Russian also lacks articles. Moreover the Russian style of mathematical exposition is far more allusive than the German-influenced style familiar in the West; this combination can make reading older Russian mathematics agonizing, since in mathematics an apparently slight difference in meaning can in fact be enormous. These days English is near-universal, and Russians know that their audience demands articles, so they insert them at random. Bastards.

inkspot said...

Gyppo, we crossed.

My amateur view is that your example of an English infix is in fact a tmesis. Boyo's view might be valuable here, as we've discussed this one before.

Gyppo Byard said...

Inkspot bor [that's 'bor' in the Romnichal sense, of course]- I'll take your word for it, having never been able to understand a mathematician in any language. I just nod and try to look intelligent. I dread an Open University course with which I shall soon have to grapple - "mathematics for science". As long as it's taught by non-mathmos who just want to use it as a pragmatic tool of the job I should survive.
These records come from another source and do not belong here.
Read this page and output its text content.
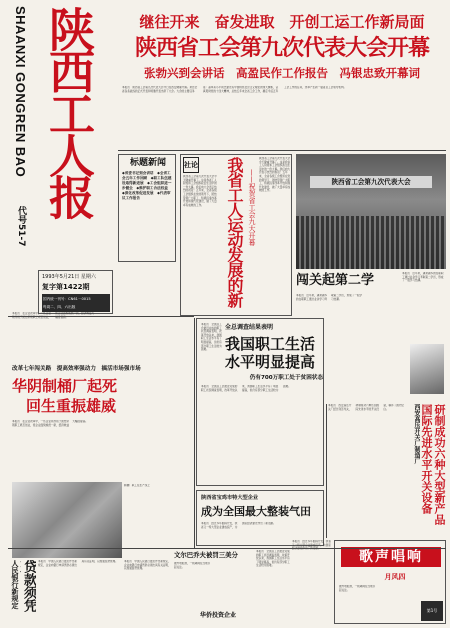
SHAANXI GONGREN BAO
代号51-7
陕西工人报
1993年5月21日 星期六
复字第1422期
国内统一刊号：CN61－0015
每周二、四、六出版
继往开来　奋发进取　开创工运工作新局面
陕西省工会第九次代表大会开幕
张勃兴到会讲话　高盈民作工作报告　冯银忠致开幕词
本报讯　陕西省工会第九次代表大会今日在西安隆重开幕。来自全省各条战线的正式代表和特邀代表出席了大会。大会的主要任务是：高举邓小平同志建设有中国特色社会主义理论的伟大旗帜，认真贯彻党的十四大精神，总结五年来全省工会工作，确定今后五年工会工作的任务，选举产生新一届省总工会领导机构。
标题新闻
◆省委书记到会讲话　◆全省工会五年工作回顾　◆职工队伍建设取得新进展　◆工会组织进一步健全　◆维护职工合法权益　◆深化改革促进发展　◆代表审议工作报告
社论
陕西省工会第九次代表大会今天隆重开幕了。这是我省工人阶级和工会组织政治生活中的一件大事。我们向大会表示热烈的祝贺！五年来，全省各级工会组织在党的领导下，团结带领广大职工，积极投身改革开放和现代化建设，做了大量卓有成效的工作。
我省工人运动发展的新
——祝贺省工会九大开幕
陕西省工会第九次代表大会今天隆重开幕了。这是我省工人阶级和工会组织政治生活中的一件大事。我们向大会表示热烈的祝贺！五年来，全省各级工会组织在党的领导下，团结带领广大职工，积极投身改革开放和现代化建设，做了大量卓有成效的工作。
陕西省工会第九次代表大会
闯关起第二学
本报讯　近年来，越来越多的在职职工通过业余学习考取第二学历，形成了一股学习热潮。
本报讯　近年来，越来越多的在职职工通过业余学习考取第二学历，形成了一股学习热潮。
本报讯　在企业改革中，一些企业领导班子团结带领职工艰苦创业，使企业面貌焕然一新，经济效益大幅度提高。
改革七年闯关路　提高效率强动力　搞活市场强市场
华阴制桶厂起死
回生重振雄威
本报讯　在企业改革中，一些企业领导班子团结带领职工艰苦创业，使企业面貌焕然一新，经济效益大幅度提高。
制桶厂职工在生产线上
全总调查结果表明
我国职工生活
水平明显提高
仍有700万职工处于贫困状态
本报讯　全国总工会最近完成的职工状况调查表明，改革开放以来，我国职工生活水平有了明显提高，但仍有部分职工生活较为困难。
本报讯　全国总工会最近完成的职工状况调查表明，改革开放以来，我国职工生活水平有了明显提高，但仍有部分职工生活较为困难。
陕西省宝鸡市特大型企业
成为全国最大整装气田
本报讯　经过多年勘探开发，我省又一特大型企业建成投产，为国家经济建设作出了新贡献。
本报讯　西安高压开关厂经过刻苦攻关，研制成功六种达到国际先进水平的开关设备，填补了国内空白。	西安高压开关厂制造厂	研制成功六种大型新产品国际先进水平开关设备
人民银行新规定 贷款须凭
本报讯　中国人民银行最近作出新规定，企业向银行申请贷款必须出具有关证明，以加强信贷管理。	本报讯　中国人民银行最近作出新规定，企业向银行申请贷款必须出具有关证明，以加强信贷管理。
文尔巴乔夫被罚三美分
据外电报道，一则趣闻在当地引起关注。
华侨投资企业
本报讯　全国总工会最近完成的职工状况调查表明，改革开放以来，我国职工生活水平有了明显提高，但仍有部分职工生活较为困难。
本报讯　经过多年勘探开发，我省又一特大型企业建成投产，为国家经济建设作出了新贡献。
歌声唱响
月风四
据外电报道，一则趣闻在当地引起关注。
第1号
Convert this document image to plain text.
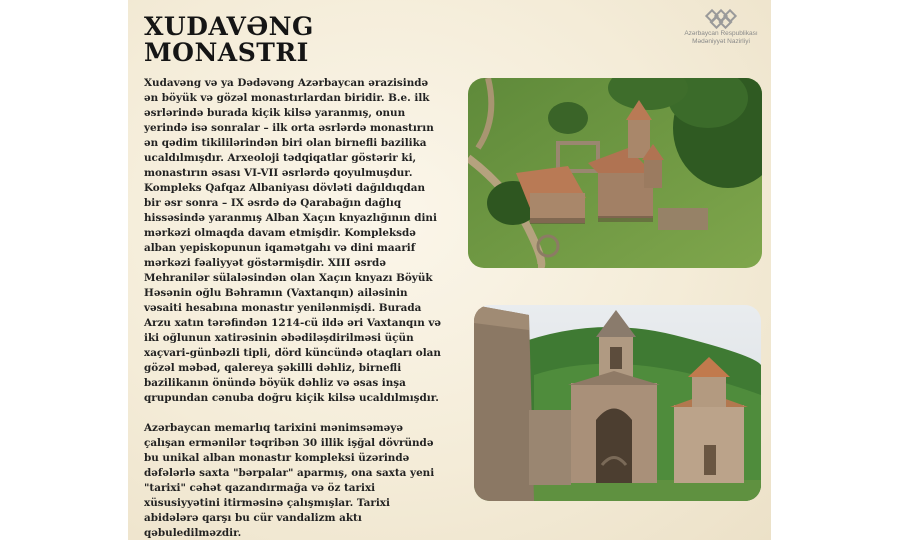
XUDAVƏNG
MONASTRI
Azərbaycan Respublikası
Mədəniyyət Nazirliyi

Xudavəng və ya Dədəvəng Azərbaycan ərazisində ən böyük və gözəl monastırlardan biridir. B.e. ilk əsrlərində burada kiçik kilsə yaranmış, onun yerində isə sonralar – ilk orta əsrlərdə monastırın ən qədim tikililərindən biri olan birnefli bazilika ucaldılmışdır. Arxeoloji tədqiqatlar göstərir ki, monastırın əsası VI-VII əsrlərdə qoyulmuşdur. Kompleks Qafqaz Albaniyası dövləti dağıldıqdan bir əsr sonra – IX əsrdə də Qarabağın dağlıq hissəsində yaranmış Alban Xaçın knyazlığının dini mərkəzi olmaqda davam etmişdir. Kompleksdə alban yepiskopunun iqamətgahı və dini maarif mərkəzi fəaliyyət göstərmişdir. XIII əsrdə Mehranilər sülaləsindən olan Xaçın knyazı Böyük Həsənin oğlu Bəhramın (Vaxtanqın) ailəsinin vəsaiti hesabına monastır yenilənmişdi. Burada Arzu xatın tərəfindən 1214-cü ildə əri Vaxtanqın və iki oğlunun xatirəsinin əbədiləşdirilməsi üçün xaçvari-günbəzli tipli, dörd küncündə otaqları olan gözəl məbəd, qalereya şəkilli dəhliz, birnefli bazilikanın önündə böyük dəhliz və əsas inşa qrupundan cənuba doğru kiçik kilsə ucaldılmışdır.

Azərbaycan memarlıq tarixini mənimsəməyə çalışan ermənilər təqribən 30 illik işğal dövründə bu unikal alban monastır kompleksi üzərində dəfələrlə saxta "bərpalar" aparmış, ona saxta yeni "tarixi" cəhət qazandırmağa və öz tarixi xüsusiyyətini itirməsinə çalışmışlar. Tarixi abidələrə qarşı bu cür vandalizm aktı qəbuledilməzdir.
As for the tmesis, you're probably right but I was just trying to give a feel for what an infix is. A better example would be 'pe' in chemical nomenclature to indicate hydrogenation (lutidine becoming lupetidine), but that wouldn't have been either as comprehensible or as entertaining.

More to the original point, Tagalog has taken the English verb 'to graduate' and created the active form "grumaduate" [I graduated...] using the common Austronesian 'um' infix (the same as gives us the Javanese 'kumlebet' from 'klebet').

No Good Boyo said...

Is that like the "edumucate" you hear south of the Mason-Dixon line? Usually at a library-burning?